Manufacturing brought its own lessons. Several of the thicker substrates, including dichroics and compensation plates, proved difficult to process during dicing. Early attempts resulted in products that fell outside of dimension tolerance and thus were not usable for the tight precision of the instrument . The team quickly replaced the dicing step with a precision milling process that provided better control over material removal. The change not only improved dimensional accuracy but also enabled the recovery of some partially damaged components.

Spectral performance requirements were equally demanding. The multi-notch filters needed to provide deep blocking at several excitation wavelengths while maintaining steep edges and strong transmission elsewhere. Achieving that combination across large substrates required several coating iterations before the final design met the desired targets.

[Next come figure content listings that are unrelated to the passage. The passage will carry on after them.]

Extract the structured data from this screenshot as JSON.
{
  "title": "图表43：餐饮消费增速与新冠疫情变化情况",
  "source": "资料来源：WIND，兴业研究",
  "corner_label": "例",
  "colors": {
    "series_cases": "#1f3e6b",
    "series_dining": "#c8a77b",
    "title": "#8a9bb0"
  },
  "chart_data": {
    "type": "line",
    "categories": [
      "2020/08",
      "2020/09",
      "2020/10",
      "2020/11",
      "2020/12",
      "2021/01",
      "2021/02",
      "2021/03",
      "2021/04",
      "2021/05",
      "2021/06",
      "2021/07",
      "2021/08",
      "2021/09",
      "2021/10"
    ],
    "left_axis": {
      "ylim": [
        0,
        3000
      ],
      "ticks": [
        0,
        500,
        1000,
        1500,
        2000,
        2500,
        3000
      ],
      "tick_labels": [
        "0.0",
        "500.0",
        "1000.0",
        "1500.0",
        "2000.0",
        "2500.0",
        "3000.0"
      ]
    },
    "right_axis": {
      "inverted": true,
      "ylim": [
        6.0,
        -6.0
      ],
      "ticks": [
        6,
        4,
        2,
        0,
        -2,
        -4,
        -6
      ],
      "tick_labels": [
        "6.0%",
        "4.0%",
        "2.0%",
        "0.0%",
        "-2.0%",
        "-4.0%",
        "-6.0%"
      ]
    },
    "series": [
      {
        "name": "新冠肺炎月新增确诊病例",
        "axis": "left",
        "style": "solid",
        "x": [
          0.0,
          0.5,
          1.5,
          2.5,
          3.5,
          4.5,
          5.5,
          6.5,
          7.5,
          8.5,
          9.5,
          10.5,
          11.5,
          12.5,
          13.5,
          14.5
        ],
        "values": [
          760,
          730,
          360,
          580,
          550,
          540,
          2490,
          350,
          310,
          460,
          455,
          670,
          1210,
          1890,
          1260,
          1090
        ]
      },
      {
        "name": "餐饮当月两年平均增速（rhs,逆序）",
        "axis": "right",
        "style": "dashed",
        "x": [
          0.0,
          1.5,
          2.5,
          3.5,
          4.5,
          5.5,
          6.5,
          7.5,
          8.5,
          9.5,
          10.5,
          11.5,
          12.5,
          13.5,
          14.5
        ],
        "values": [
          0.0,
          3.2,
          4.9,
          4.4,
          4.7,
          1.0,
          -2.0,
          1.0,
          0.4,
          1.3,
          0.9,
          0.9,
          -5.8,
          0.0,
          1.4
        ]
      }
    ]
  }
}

Meanwhile, the schedule added another layer of complexity. Some components had to be sent to an engineering team in Germany so they could begin assembling part of the detection system, while other filters were delivered to the United States for final integration. Coordinating these staged deliveries required constant communication between the teams to keep the overall program on track.

Early assembly results suggested the effort paid off. The compensation elements were aligned correctly within the optical train, and the spectral measurements closely matched the expected performance to support the planned fluorescence separation strategy.

Lessons for integrators and system designers

For engineers developing advanced photonics instruments, the experience reinforces a few familiar lessons.

First, early feasibility discussions with component suppliers are invaluable. Thin-film filters involve trade-offs between blocking depth, bandwidth, edge slope, and manufacturability that are not always obvious during system modeling.

Second, it pays to think at the system level. Filters that meet their individual specifications may still fall short if the interactions between components are not considered early in the design.

Finally, collaboration remains one of the most effective ways to reduce development risk. When system designers and optical component specialists work closely together from the start (in this case over a 2 year period), complex spectral architectures become much easier to translate from theoretical models into working hardware.

As multispectral imaging systems continue to grow in complexity, that kind of collaboration will likely become the norm rather than the exception.

Lessons for integrators and system designers

Rather than quoting strictly against the original specification, the filter team provided modeled spectral curves along with their initial proposal. This allowed the integrator’s engineers to incorporate realistic filter responses into their optical simulations and evaluate how the filters would perform in the full system.

When the updated models were run, several potential issues became apparent, including spectral overlaps that could reduce the ability to separate certain dyes.

This type of early technical exchange is the approach Chroma prefers when working with integrators and OEM partners. Rather than simply building to a specification, the goal is to understand the optical system and the intended application so potential issues can be identified before manufacturing begins. In many cases, small adjustments at this stage can significantly improve manufacturability, system performance, and costs. 

Ultimately, projects like this highlight a broader shift in how complex optical systems are developed. As spectral architecture becomes more sophisticated and tolerances tighten, filters are no longer just catalog components inserted late in the design. They are increasingly part of the system engineering conversation from the start. When integrators and optical component specialists work through the design challenges together early on, the result is not only a filter that meets specification, but one that performs reliably in the instrument it was built to enable.

For many advanced photonics systems today, the most reliable path to a working instrument starts with solving the filter problem together.